Rischio vulcanico ai Campi Flegrei e al Vesuvio: intervista alla Dott. L. Pappalardo...di Malko


Il Golfo di Napoli visto dal Vesuvio

Campi Flegrei, Napoli e il Vesuvio: il trait d’union è una grande camera magmatica? Intervista alla
Dott. Lucia Pappalardo”  di MalKo

Secondo l’ipotesi dello scienziato Alfred Rittman, dove oggi si slarga la caldera flegrea sorgeva un vulcano simile al Vesuvio ma più grande: il noto geologo svizzero lo chiamava Archiflegreo… La collina dei Camaldoli potrebbe essere il brandello più alto di ciò che rimane del possente vulcano, che circa 39.000 anni fa produsse l’eruzione forse più potente in assoluto nell’ambito del bacino mediterraneo: quella dell’ignimbrite campana.

L'Archiflegreo 
L’edificio vulcanico si smembrò per effetto delle dirompenze e lasciò il posto a una caldera poi invasa dal mare e poi rimodellata da tante altre eruzioni e dai fenomeni bradisismici che consentirono al mare di dilagare o di arretrare, secondo i movimenti verticali dei suoli o dei depositi di piroclastiti che accumulandosi scacciavano le acque.
I centri eruttivi che hanno flagellato la zona calderica flegrea sono tanti: disseminati su un’area molto vasta, queste bocche vulcaniche nel corso dei millenni hanno dato corpo a eruzioni prevalentemente esplosive come quelle che 15.000 anni fa produssero nubi ardenti con depositi poi diagenizzati, che hanno formato con il tempo quell’eccezionale e vasto basamento di tufo giallo caotico, meglio noto come tufo giallo napoletano, che ha fornito materia prima alle popolazioni che si sono avvicendate nel corso dei secoli nell’area partenopea.

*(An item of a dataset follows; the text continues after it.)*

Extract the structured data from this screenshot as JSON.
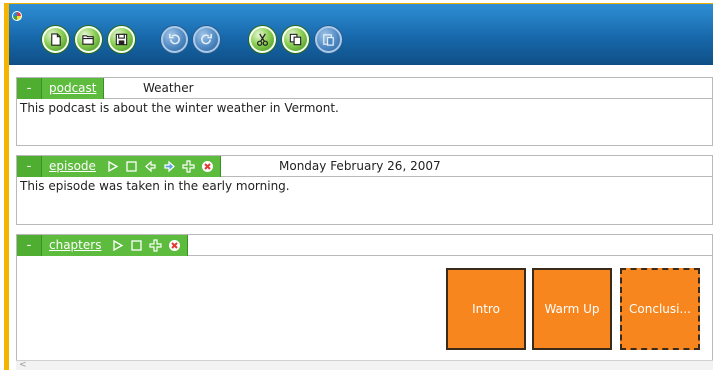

Di certo sono stati proprio i banchi di tufo (grigio, stratificato e caotico), a invogliare i primi colonizzatori greci che sbarcarono sull’isolotto di Megaride (Castel dell’Ovo), a stanziarsi in zona, non solo perché abbondava il prezioso litoide, ma anche per la malleabilità del tufo, che consentiva con scavi a mano e
Grotta di Seiano - Posillipo (Napoli)
senza opere di contenimento, la realizzazione di tombe, cisterne, acquedotti e vie di comunicazioni, come quella romana di Seiano ricavata nel cuore tufaceo della collina di Posillipo.  (Foto a lato).
Che Napoli sia una città vulcanica a tutti gli effetti è assodato: basti pensare che dal litorale è possibile scorgere il sorgere del Sole alle spalle del Vesuvio, per poi vederlo tramontare a ovest nel ribollire dei fanghi fumarolici del campo vulcanico flegreo. Una città stretta fra due vulcani insomma, il cui trait d’union è appunto una sorta di  parallelo del fuoco che si snoda su una grande camera magmatica…

Alla Dott. Lucia Pappalardo, esperta ricercatrice dell’Osservatorio Vesuviano, formuliamo subito alcune domande:

Cosa si sa di questo vulcano Archiflegreo, che secondo alcune teorie, migliaia di anni fa dominava la scena dei territori flegrei, oggi calderici?

<< L’esistenza dell’Archiflegreo è un’ipotesi formulata, negli anni 50, da Alfred Rittman che, sulla base dell’attuale topografia, riteneva che all’inizio della sua storia eruttiva il vulcano flegreo sarebbe stato costituito da un unico grande stratovulcano dell’ordine di grandezza del Somma-Vesuvio, la cui parte centrale sprofondò in seguito ad un’eruzione di eccezionale potenza che egli identificò con quella del Tufo Grigio Campano (in seguito rinominata Ignimbrite Campana). La parte sommersa comprendeva, secondo il Rittmann, oltre al Golfo di Pozzuoli anche parte del Golfo di Napoli. L’orlo ancora visibile della parte emersa dell’Archiflegreo passava da Miliscola, a Torregaveta, Cuma, Monte S. Severino, e poi per l’orlo settentrionale e orientale del Piano di Quarto e per gli sprofondamenti di Pianura e Soccavo, fino al pendio settentrionale di Posillipo.
La teoria dell’Archiflegreo non è mai stata dimostrata, ed altri studi ipotizzano al contrario che l’eruzione dell’Ignimbrite Campana non avvenne da un unico centro eruttivo ma in corrispondenza di estese fratture >>.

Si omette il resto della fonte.